The length of the whiskers usually gives the standard error of the mean (although it could also give the standard deviation - this should ideally be noted in the figure caption). If this is so, you can back-calculate the standard deviation by multiplying the length of the whisker by the square root of the group size. For instance, the whisker of the first bar looks like it is about 25% long, so the SD would be $25\times \sqrt{27}\%\approx 130\%$. Note that then the mean minus one SD would be negative, which may be meaningless. So keep the context in mind.
Table 3 of the document you took this from says the first bar is illustrating $86.6 \pm 21.5$, the second $103.3 \pm 33.8$, etc.
So you can read the estimate (presumably the mean) directly from the chart and this is height of the bar.

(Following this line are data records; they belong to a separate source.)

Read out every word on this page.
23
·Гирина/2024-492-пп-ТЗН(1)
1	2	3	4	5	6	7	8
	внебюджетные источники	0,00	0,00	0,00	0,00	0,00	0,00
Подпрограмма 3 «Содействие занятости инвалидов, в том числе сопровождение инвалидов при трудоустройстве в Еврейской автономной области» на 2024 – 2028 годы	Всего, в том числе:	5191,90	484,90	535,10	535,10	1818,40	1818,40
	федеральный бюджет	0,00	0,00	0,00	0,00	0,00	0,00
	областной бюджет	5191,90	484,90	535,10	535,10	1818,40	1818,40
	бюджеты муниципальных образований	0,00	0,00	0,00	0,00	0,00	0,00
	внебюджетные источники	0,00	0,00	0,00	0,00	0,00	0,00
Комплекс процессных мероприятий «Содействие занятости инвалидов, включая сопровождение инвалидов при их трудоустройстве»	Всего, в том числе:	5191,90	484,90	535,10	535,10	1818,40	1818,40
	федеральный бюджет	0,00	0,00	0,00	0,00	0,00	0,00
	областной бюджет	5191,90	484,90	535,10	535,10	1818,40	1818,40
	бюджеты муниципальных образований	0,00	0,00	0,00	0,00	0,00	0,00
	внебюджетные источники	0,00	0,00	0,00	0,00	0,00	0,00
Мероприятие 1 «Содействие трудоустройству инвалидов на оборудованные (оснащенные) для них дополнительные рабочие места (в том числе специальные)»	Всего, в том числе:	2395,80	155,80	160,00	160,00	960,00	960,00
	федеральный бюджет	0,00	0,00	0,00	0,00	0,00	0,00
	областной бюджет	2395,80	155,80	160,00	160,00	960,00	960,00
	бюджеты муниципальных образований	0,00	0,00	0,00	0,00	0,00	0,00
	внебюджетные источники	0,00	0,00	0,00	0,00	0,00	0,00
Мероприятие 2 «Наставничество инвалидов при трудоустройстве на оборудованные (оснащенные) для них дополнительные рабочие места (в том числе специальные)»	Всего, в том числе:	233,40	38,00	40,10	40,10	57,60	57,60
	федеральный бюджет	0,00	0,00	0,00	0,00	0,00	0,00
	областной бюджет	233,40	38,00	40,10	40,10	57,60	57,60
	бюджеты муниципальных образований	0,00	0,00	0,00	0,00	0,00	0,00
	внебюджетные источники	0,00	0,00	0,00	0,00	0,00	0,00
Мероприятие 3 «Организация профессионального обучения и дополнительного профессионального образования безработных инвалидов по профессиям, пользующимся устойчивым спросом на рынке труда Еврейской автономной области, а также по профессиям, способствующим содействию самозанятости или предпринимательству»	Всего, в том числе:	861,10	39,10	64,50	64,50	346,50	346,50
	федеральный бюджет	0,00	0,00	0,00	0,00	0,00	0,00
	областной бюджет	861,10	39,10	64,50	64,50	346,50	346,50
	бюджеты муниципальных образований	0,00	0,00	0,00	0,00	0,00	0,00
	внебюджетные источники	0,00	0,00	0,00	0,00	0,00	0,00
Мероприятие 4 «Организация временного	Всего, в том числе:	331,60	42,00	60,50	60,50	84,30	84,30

The length of the whisker is than in a sense the positive margin of error in some sense on top of this. While that number is not stated in the chart, it can be seen visually.
It is not immediately clear whether this margin is the standard error or about twice the standard error (for a $95\%$ confidence interval of a $t$ distribution with $27$ degrees of freedom about $\pm2.052 se$, for $29$ degrees of freedom about $\pm2.045 se$) but from the asterisks I would guess the latter. If this is what they have done, that could make the standard error for the first bar about $\frac{21.5}{2.052}\approx 10.5$ and the original sample standard deviation about $10.5\sqrt{27}\approx 54.5$.
What the numbers actually mean is another question. The $y$-axis label suggests this is the 6-month intervention number as a percentage of the pre-intervention number, so presumably $100$ would suggest no change.